Under the original condition, the percentage of false positive cells within the positive population of each fp probe was used to generate the 18-fp x 18-fp FPR heatmap (Fig.3C), while the numbers of false positive cells were used to illustrate how low FI may contribute to unmixing errors (Fig.3D). The FPRs under four different conditions were summarized in Fig.3E.

Spectral unmixing for MuSIC barcodes

The positive population of each sequenced MuSIC barcode (actual) was manually gated based on the peak channel of the singlet spectrum. Spectral data were converted to CSV file, as described above. Eighteen fp probes could generate a control library with 153 unique combinations, regardless of order (i.e., combinations rather than permutations), while seventeen fp probes could generate a library with 136 unique combinations.

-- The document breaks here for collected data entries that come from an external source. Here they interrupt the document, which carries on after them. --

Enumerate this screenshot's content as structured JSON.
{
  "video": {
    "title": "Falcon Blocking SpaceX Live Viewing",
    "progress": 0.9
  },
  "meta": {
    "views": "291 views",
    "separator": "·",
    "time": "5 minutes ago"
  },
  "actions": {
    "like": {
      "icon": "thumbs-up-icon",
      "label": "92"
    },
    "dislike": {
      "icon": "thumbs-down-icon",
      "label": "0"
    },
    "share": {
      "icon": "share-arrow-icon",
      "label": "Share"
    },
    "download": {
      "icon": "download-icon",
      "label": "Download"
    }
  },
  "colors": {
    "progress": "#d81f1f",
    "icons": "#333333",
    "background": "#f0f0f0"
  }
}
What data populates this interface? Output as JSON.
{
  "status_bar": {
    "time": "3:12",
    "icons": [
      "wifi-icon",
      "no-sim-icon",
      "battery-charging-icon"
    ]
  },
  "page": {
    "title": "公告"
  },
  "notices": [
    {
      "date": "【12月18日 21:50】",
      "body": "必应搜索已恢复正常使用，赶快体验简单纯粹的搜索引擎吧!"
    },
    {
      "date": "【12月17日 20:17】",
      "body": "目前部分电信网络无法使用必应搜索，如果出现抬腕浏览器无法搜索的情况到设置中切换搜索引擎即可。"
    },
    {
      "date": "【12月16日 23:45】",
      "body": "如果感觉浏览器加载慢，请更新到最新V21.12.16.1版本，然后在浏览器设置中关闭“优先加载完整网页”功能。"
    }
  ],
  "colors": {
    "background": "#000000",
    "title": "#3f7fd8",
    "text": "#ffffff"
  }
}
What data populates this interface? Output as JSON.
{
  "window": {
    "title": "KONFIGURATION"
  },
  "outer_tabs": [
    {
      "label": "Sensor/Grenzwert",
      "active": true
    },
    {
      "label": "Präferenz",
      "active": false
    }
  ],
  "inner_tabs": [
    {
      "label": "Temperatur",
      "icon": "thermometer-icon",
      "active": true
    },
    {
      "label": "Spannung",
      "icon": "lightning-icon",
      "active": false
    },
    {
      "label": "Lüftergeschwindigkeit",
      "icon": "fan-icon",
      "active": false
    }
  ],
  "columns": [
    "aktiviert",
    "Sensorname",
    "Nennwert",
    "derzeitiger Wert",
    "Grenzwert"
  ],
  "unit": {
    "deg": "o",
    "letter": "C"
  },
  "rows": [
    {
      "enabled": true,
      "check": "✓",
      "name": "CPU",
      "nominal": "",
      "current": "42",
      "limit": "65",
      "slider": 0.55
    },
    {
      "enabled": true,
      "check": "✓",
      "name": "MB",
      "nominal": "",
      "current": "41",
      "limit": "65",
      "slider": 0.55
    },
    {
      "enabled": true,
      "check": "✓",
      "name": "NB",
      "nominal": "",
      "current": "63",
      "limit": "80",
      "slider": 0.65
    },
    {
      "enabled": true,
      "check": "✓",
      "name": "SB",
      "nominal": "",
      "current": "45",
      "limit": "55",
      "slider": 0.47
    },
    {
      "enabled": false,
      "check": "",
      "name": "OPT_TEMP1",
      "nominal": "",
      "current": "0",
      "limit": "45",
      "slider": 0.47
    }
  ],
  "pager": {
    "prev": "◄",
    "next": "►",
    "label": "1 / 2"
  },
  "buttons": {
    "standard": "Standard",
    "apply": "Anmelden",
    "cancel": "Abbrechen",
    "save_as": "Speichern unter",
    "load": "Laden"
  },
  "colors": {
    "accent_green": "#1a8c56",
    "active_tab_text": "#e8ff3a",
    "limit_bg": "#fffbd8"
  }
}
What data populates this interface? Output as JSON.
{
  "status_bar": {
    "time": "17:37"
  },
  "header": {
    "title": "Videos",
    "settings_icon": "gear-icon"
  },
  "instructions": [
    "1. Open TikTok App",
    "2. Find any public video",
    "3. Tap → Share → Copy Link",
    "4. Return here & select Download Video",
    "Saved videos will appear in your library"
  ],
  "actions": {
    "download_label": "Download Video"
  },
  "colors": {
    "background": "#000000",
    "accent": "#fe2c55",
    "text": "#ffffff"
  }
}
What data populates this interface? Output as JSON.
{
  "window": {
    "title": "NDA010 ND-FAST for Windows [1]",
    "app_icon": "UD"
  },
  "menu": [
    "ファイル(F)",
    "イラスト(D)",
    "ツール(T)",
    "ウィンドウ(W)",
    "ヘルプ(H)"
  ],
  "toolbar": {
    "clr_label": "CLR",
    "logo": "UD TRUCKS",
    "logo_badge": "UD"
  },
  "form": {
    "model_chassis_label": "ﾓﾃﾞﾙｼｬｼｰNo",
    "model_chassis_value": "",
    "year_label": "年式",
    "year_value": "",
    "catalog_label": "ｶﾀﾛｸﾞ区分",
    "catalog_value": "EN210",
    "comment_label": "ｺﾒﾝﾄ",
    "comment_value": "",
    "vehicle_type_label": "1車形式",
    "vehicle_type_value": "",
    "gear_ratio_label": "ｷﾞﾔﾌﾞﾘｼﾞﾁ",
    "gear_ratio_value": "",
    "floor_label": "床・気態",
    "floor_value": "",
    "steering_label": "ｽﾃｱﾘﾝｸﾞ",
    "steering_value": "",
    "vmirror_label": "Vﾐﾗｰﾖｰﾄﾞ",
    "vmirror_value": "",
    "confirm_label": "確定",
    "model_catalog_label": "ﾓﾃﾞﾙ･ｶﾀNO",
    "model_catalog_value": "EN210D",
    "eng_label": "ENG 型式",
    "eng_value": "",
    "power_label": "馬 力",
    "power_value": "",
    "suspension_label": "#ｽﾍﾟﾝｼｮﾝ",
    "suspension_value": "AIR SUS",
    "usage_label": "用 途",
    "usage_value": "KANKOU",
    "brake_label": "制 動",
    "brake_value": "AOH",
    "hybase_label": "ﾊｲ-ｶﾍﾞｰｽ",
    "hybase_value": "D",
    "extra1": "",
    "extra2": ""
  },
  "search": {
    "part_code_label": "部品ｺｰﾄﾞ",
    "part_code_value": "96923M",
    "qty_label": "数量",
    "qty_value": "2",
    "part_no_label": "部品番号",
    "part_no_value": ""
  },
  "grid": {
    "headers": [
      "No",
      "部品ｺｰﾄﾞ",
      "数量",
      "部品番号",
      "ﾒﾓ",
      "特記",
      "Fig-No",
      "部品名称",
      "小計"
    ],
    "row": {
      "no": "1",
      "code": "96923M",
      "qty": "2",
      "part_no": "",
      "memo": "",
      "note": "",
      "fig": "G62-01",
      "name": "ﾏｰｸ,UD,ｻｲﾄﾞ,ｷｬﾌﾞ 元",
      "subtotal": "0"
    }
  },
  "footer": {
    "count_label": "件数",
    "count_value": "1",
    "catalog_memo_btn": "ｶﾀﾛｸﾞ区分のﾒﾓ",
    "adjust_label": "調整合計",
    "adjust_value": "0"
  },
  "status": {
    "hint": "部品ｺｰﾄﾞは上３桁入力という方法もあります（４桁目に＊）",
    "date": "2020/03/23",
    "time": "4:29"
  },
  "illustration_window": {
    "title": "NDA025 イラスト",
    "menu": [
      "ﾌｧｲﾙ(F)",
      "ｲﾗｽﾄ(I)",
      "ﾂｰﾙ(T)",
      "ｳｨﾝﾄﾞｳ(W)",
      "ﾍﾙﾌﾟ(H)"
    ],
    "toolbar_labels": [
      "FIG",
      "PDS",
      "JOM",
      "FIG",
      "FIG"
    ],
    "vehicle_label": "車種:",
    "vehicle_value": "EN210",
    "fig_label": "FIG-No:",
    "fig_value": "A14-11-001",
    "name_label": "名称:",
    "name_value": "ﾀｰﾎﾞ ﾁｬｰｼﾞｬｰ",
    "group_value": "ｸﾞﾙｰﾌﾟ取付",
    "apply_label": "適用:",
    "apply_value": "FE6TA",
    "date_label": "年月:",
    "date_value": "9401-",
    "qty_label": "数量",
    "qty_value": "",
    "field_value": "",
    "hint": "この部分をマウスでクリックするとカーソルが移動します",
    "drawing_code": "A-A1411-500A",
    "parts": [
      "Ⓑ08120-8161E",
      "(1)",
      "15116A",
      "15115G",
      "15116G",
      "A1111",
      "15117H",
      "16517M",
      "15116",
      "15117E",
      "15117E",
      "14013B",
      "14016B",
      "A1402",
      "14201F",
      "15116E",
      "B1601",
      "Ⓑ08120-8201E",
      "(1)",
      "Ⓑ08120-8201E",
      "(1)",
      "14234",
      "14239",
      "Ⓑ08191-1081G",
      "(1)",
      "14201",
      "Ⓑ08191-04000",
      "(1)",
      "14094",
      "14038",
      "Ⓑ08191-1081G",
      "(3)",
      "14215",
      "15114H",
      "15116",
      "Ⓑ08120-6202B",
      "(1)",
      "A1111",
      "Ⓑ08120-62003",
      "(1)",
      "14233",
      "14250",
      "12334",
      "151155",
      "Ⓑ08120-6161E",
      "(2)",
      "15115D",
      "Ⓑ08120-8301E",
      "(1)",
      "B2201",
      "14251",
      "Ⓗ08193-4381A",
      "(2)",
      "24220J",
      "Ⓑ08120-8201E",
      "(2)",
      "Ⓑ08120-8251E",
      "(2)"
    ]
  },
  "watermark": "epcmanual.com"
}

Each cell in each sample was unmixed to identify the most likely fp combination (inferred) in the control library, using the NNLS method with the 18 references under four different conditions: original, intensity cutoff, remove mTFP1, as well as intensity cutoff and remove mTFP1. The vector output of unmixing for each cell, with a shape of (1, 18) were generated, which were then divided by the 18 thresholds determined by identifying the point on the ROC curve of fluorescent probes as described above. This process generated a normalized score vector (1 × 18), optimizing classification accuracy and enabling direct comparison between different fluorescent probes. The fp references with the top two highest scores were considered the most likely fluorescent probes constituting the fp combination for that MuSIC barcode. Thus, an inferred barcode of each cell could be identified.

If the inferred barcode of a cell matches the actual barcode of that sample determined by sequencing (Table S17), it was considered a true positive; otherwise, it would be a false positive. For each singly transfected pMuSIC sample, TPR and FPR were calculated. An average TPR was computed for the replicates of each pMuSIC sample. When two different MuSIC barcodes with inverted orientations of fluorescent proteins correspond to the same fluorescent protein combination, their average TPR was used. Therefore, a triangle heatmap of TPR illustrating all singly transfected pMuSICs was created under each condition.